Таким образом, человек с нарписсической фиксацией постоянно живет в поле высоких ожиданий, связанных с достижениями, но абсолютно не уважает свой внутренний мир, редко обращается к себе как к достойному собеседнику для того чтобы принять решение. Это невнимание и неуважение к зоне своего внутреннего Я естественно проецируется и на других. О таких людях нередко говорят: "Он занят только собой и никем не интересуется". Это люди, которые прекрасно контактируют, обладая социальными навыками, эффективно простраивают свою деятельность, но, достигая результатов, не могут ими пользоваться. Как выглядит в повседневной жизни этот человек? Ну, например, он успешно продвигается в каком-то определенном профессиональном поле, после чего он это поле деятельности оставляет и начинает пробовать свои возможности в чем-то другом. Например, был директором ресторана, был в совете директоров крупного бизнес-центра, изучил несколько языков, но ничем этим по большому счету не пользуется и не интересуется. У него доминирует постоянная потребность в достижениях для подтверждении своей ценности, которая хронически фрустрирована. Он убеждается, что вообще-то может делать то или это, а дальше интерес пропадает. Контакт ему не очень интересен, а погружение в мир переживаний другого человека часто вызывает сильное напряжение и раздражение. Можно обозначить это как "верхушечные ценности": ему важно определить, что знает и умеет этот другой, насколько он ценен и можно ли рассказать о себе что-либо подобное, возможно ли с ним конкурировать.

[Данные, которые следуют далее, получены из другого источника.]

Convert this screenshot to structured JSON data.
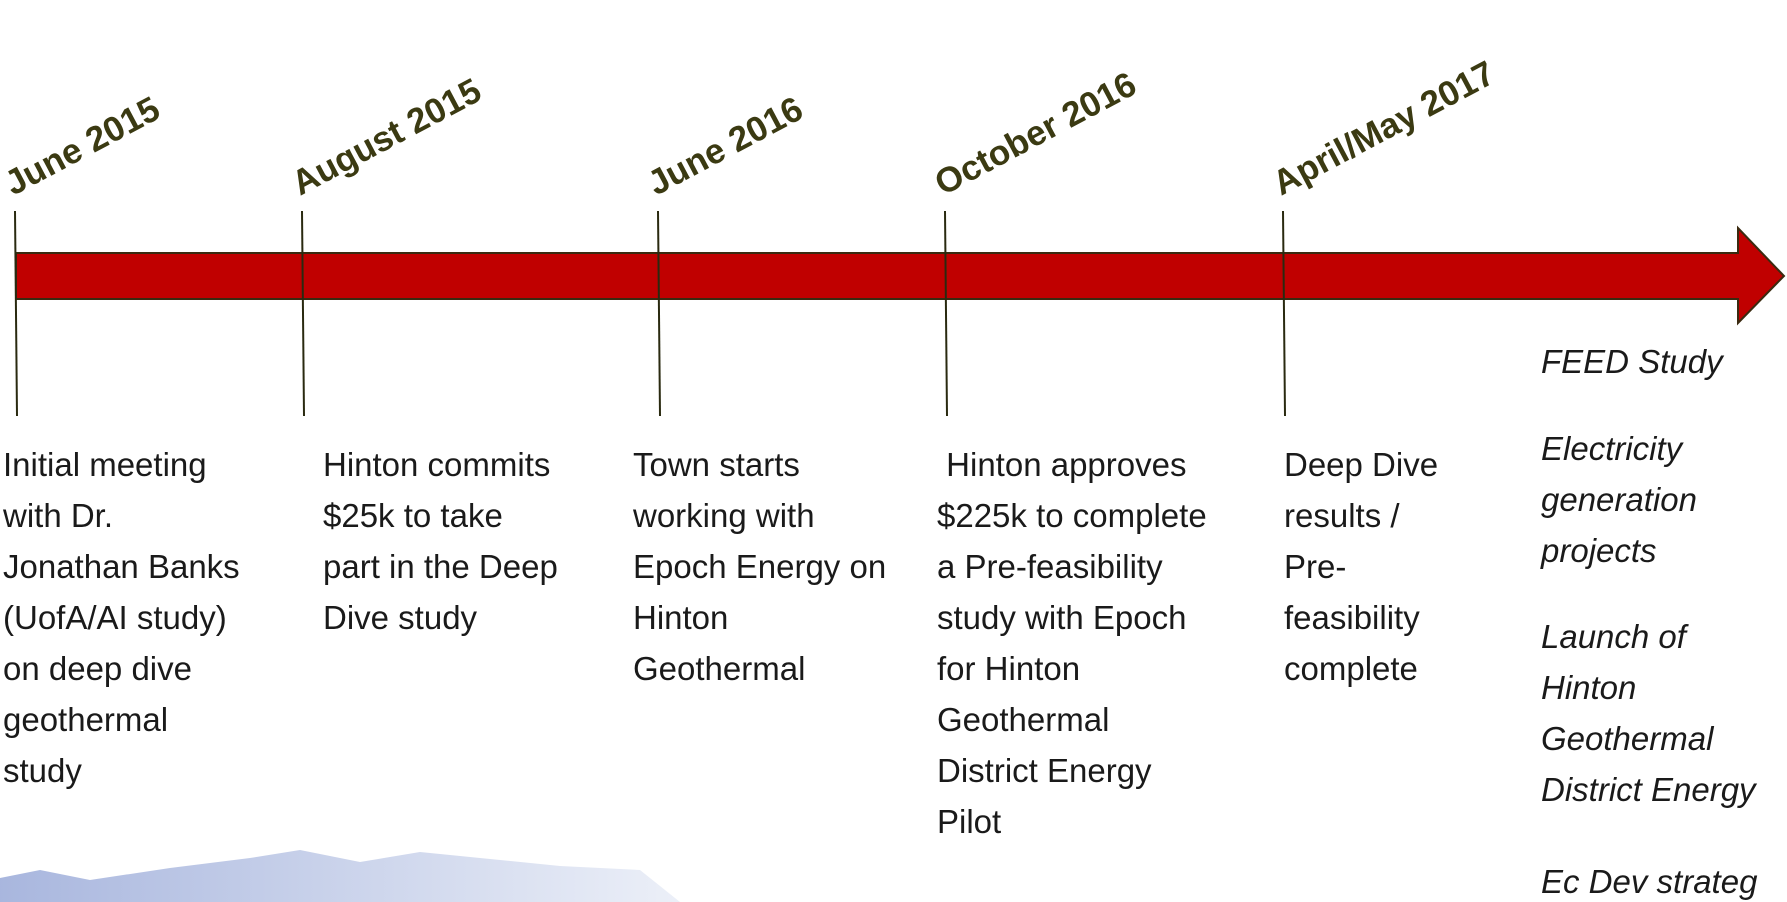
{
  "milestones": [
    {
      "date": "June 2015",
      "description": [
        "Initial meeting",
        "with Dr.",
        "Jonathan Banks",
        "(UofA/AI study)",
        "on deep dive",
        "geothermal",
        "study"
      ]
    },
    {
      "date": "August 2015",
      "description": [
        "Hinton commits",
        "$25k to take",
        "part in the Deep",
        "Dive study"
      ]
    },
    {
      "date": "June 2016",
      "description": [
        "Town starts",
        "working with",
        "Epoch Energy on",
        "Hinton",
        "Geothermal"
      ]
    },
    {
      "date": "October 2016",
      "description": [
        " Hinton approves",
        "$225k to complete",
        "a Pre-feasibility",
        "study with Epoch",
        "for Hinton",
        "Geothermal",
        "District Energy",
        "Pilot"
      ]
    },
    {
      "date": "April/May 2017",
      "description": [
        "Deep Dive",
        "results /",
        "Pre-",
        "feasibility",
        "complete"
      ]
    }
  ],
  "future": [
    [
      "FEED Study"
    ],
    [
      "Electricity",
      "generation",
      "projects"
    ],
    [
      "Launch of",
      "Hinton",
      "Geothermal",
      "District Energy"
    ],
    [
      "Ec Dev strateg"
    ]
  ]
}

Когда нарциссов описывают в разных источниках, их описывают по-разному. Иногда как людей холодных, жестких, склонных к самолюбованию, стремящихся к власти и манипулированию, неприятных в общении, а иногда как разочарованных и очень несчастных, неуверенных в себе и растерянных перед контактом, страстно желающих близости и неспособных ее установить. Можно смотреть на нарциссические проявления как на вину — это будет бытовой взгляд. Можно смотреть на них как на серьезную проблему — это будет взгляд психотерапевта и человека. Главная заповедь терапии — не наказывать клиента за то, что он клиент.

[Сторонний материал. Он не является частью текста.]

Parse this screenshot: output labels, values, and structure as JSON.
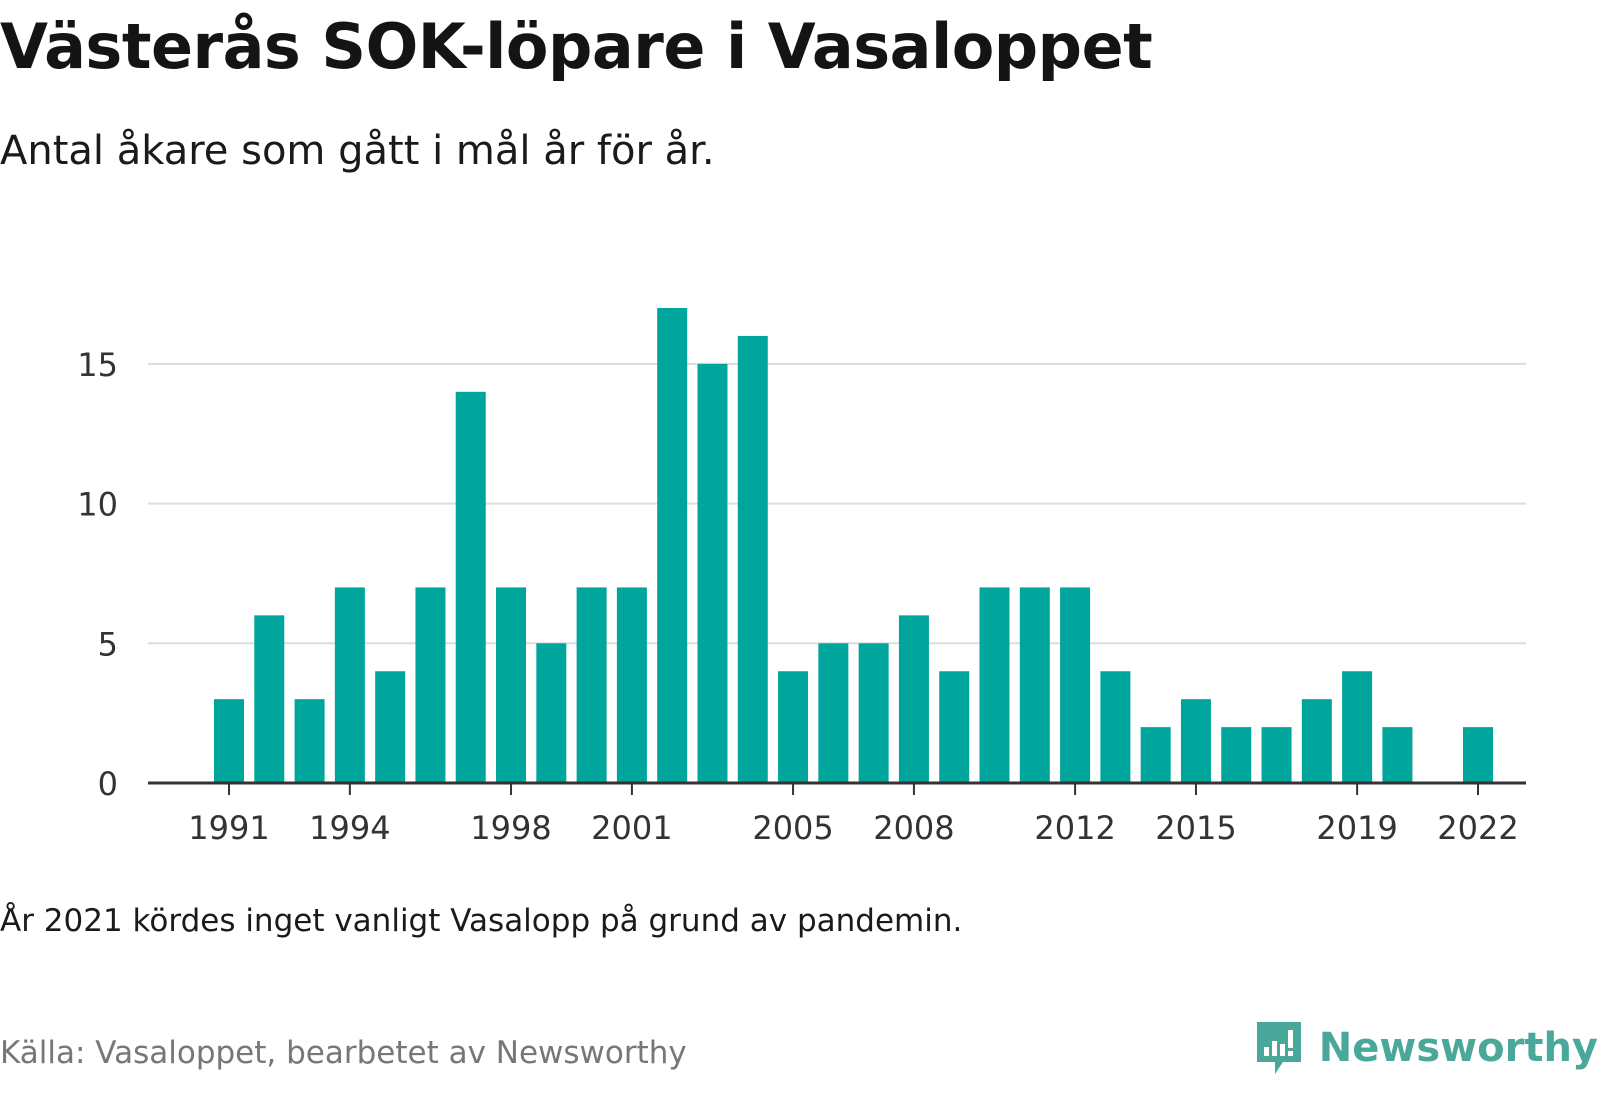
{
  "title": "Västerås SOK-löpare i Vasaloppet",
  "subtitle": "Antal åkare som gått i mål år för år.",
  "note": "År 2021 kördes inget vanligt Vasalopp på grund av pandemin.",
  "source": "Källa: Vasaloppet, bearbetet av Newsworthy",
  "brand": {
    "name": "Newsworthy",
    "icon": "newsworthy-chart-logo-icon",
    "color": "#4aa89b"
  },
  "colors": {
    "bar": "#00a59b",
    "grid": "#dddddd",
    "axis": "#333333"
  },
  "chart_data": {
    "type": "bar",
    "categories": [
      1991,
      1992,
      1993,
      1994,
      1995,
      1996,
      1997,
      1998,
      1999,
      2000,
      2001,
      2002,
      2003,
      2004,
      2005,
      2006,
      2007,
      2008,
      2009,
      2010,
      2011,
      2012,
      2013,
      2014,
      2015,
      2016,
      2017,
      2018,
      2019,
      2020,
      2021,
      2022
    ],
    "values": [
      3,
      6,
      3,
      7,
      4,
      7,
      14,
      7,
      5,
      7,
      7,
      17,
      15,
      16,
      4,
      5,
      5,
      6,
      4,
      7,
      7,
      7,
      4,
      2,
      3,
      2,
      2,
      3,
      4,
      2,
      null,
      2
    ],
    "title": "Västerås SOK-löpare i Vasaloppet",
    "subtitle": "Antal åkare som gått i mål år för år.",
    "xlabel": "",
    "ylabel": "",
    "ylim": [
      0,
      17
    ],
    "yticks": [
      0,
      5,
      10,
      15
    ],
    "xtick_labels": [
      1991,
      1994,
      1998,
      2001,
      2005,
      2008,
      2012,
      2015,
      2019,
      2022
    ],
    "grid": true,
    "legend": "none"
  }
}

Если мы обратимся к знаменитой "кривой контакта", то условный клиент, описываемый здесь, останавливается в верхней точке, используя эготическую реакцию. Он сохраняет контроль и не способен продвинуться дальше в своей потребности, отпустить границу и что-то наконец получить. Кроме того, специфика эготизма еще и в изоляции от "id", в нечувствительности к собственным потребностям и фигурам процесса. Изидор Фром писал, что "нарциссический характер с помощью языка гештальт-терапии может быть описан как кто-либо, представляющий для здоровой конфлюенции опасность, которая с наибольшей вероятностью возникает на тех стадиях контакта и возврата, которые мы называем "финальный контакт"" (И.Фром, 1995, с.14). Терапевтическая работа, однако, сконцентрирована отнюдь не на попытках "пробиться" в верхней точке кривой контакта. Основные усилия терапевта сосредоточены на работе в фазе преконтакта и состоят в восстановлении обращения клиента к своей внутренней зоне и в оживлении у него чувствительности к отчужденным фигурам интереса и телесного опыта.

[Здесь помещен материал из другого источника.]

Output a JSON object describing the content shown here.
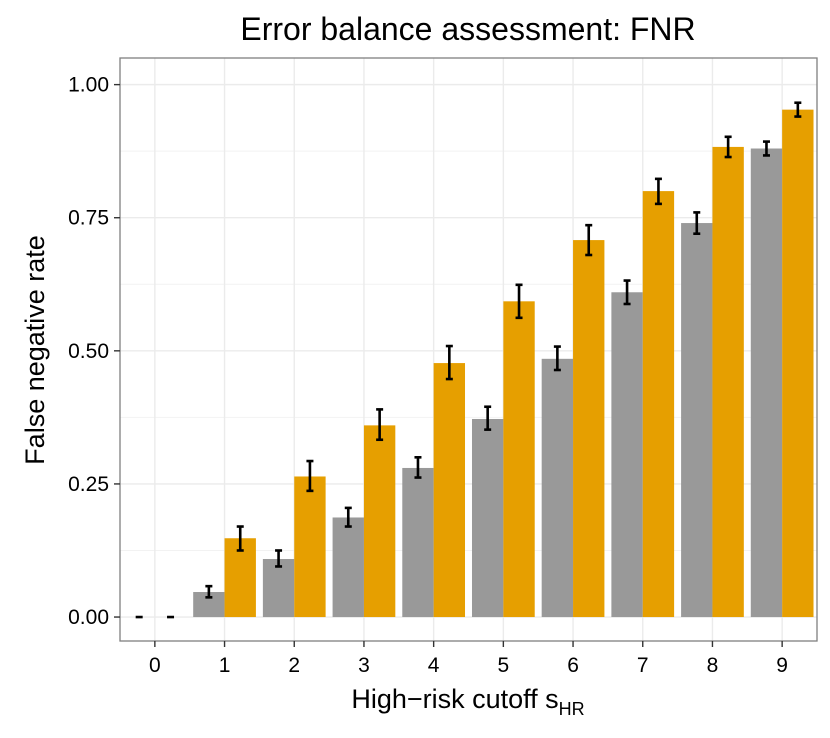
{
  "chart_data": {
    "type": "bar",
    "title": "Error balance assessment: FNR",
    "xlabel": "High−risk cutoff s",
    "xlabel_subscript": "HR",
    "ylabel": "False negative rate",
    "categories": [
      "0",
      "1",
      "2",
      "3",
      "4",
      "5",
      "6",
      "7",
      "8",
      "9"
    ],
    "y_ticks": [
      "0.00",
      "0.25",
      "0.50",
      "0.75",
      "1.00"
    ],
    "ylim": [
      -0.045,
      1.05
    ],
    "grid": true,
    "series": [
      {
        "color": "#999999",
        "values": [
          0.0,
          0.047,
          0.109,
          0.187,
          0.28,
          0.372,
          0.485,
          0.61,
          0.74,
          0.88
        ],
        "err_low": [
          0.0,
          0.037,
          0.095,
          0.17,
          0.262,
          0.352,
          0.464,
          0.588,
          0.72,
          0.867
        ],
        "err_high": [
          0.0,
          0.058,
          0.125,
          0.205,
          0.3,
          0.395,
          0.508,
          0.632,
          0.76,
          0.893
        ]
      },
      {
        "color": "#E69F00",
        "values": [
          0.0,
          0.148,
          0.264,
          0.36,
          0.477,
          0.593,
          0.708,
          0.8,
          0.883,
          0.953
        ],
        "err_low": [
          0.0,
          0.125,
          0.237,
          0.333,
          0.447,
          0.562,
          0.68,
          0.776,
          0.864,
          0.94
        ],
        "err_high": [
          0.0,
          0.17,
          0.293,
          0.39,
          0.509,
          0.624,
          0.736,
          0.823,
          0.902,
          0.966
        ]
      }
    ]
  }
}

Мощным сензитивным периодом для формирования и фиксации нарциссических нарушений является подростковый возраст. Это возраст здорового нарциссизма, когда все мы встречаемся с экзистенциальным вызовом, обращенным к ценности внутреннего Я. Основной слом у нарцисса происходят именно в этой зоне — в переживании ценности своего Я. Такой человек с большим стыдом относится к себе реальному, он слит со своим грандиозным образом и идентифицирован с базовым изъяном. А реальная феноменология существования все время ускользает. И это то, что очень характерно для переживаний подростка.

Нередко родители переживают взросление ребенка как "утрату". Или они жалуются на то, что у них в семье подросток, как будто это диагноз. Некоторые просто говорят: "Верните нам нашего ребенка!" или "сделайте что-нибудь, чтобы он вырос и с ним наконец можно было бы иметь дело, пусть ведет себя как взрослый". Действительные переживания реального подростка отходят при этом на второй план .

Психоанализ и индивидуальная психология обращают нас к ранним детским переживаниям для понимания трудностей и болезней взрослых. Признавая справедливость этого, замечу, что именно у подростков по мере созревания некоторых ментальных функций и изменения социальной ситуации развития впервые появляется возможность выделить себя из окружающего мира и сознательно отнестись к себе как к личности. Это связано с развитием ретрофлексивной функции сознания (И. Польстер, М.Польстер, 1997) в ее позитивном значении как основы для обращения к себе при совершении сознательного выбора, учитывающего систему личностных ценностей в индивидуальной картине мира. Безусловно, и ребенок способен к сознаванию и переживанию себя в мире, но как "части" этого мира. Детские решения могут быть поняты в смысле выживания и адаптации к тому, что есть этот мир. Будучи уже изгнанным из мира детства, но еще не принятым во взрослый мир, подросток чувствует, что ему нет места на земле, пока он не найдет ответа на основной вопрос: Кто Я? Доверие к себе дает право на активность, на свободу действия и отношения, в конечном счете, право на жизнь. Рожденное Я перестает быть фигурой, фигурой становится мир возможностей, окружающая среда, люди. Только после этого может появиться отношение к другому человеку как к Ты, как к личности, являющей иную форму бытия. Именно это и лежит в основе эмпатической индивидуализации, отношений Я—Ты (Бубер, 1923/1995), именно в этом основной фокус терапии при нарциссических расстройствах. Нерожденное Я остается вечной фигурой, заслоняющей жизнь (Е.Калитеевская. 1997). На поддержание этой фигуры тратится колоссальное количество энергии.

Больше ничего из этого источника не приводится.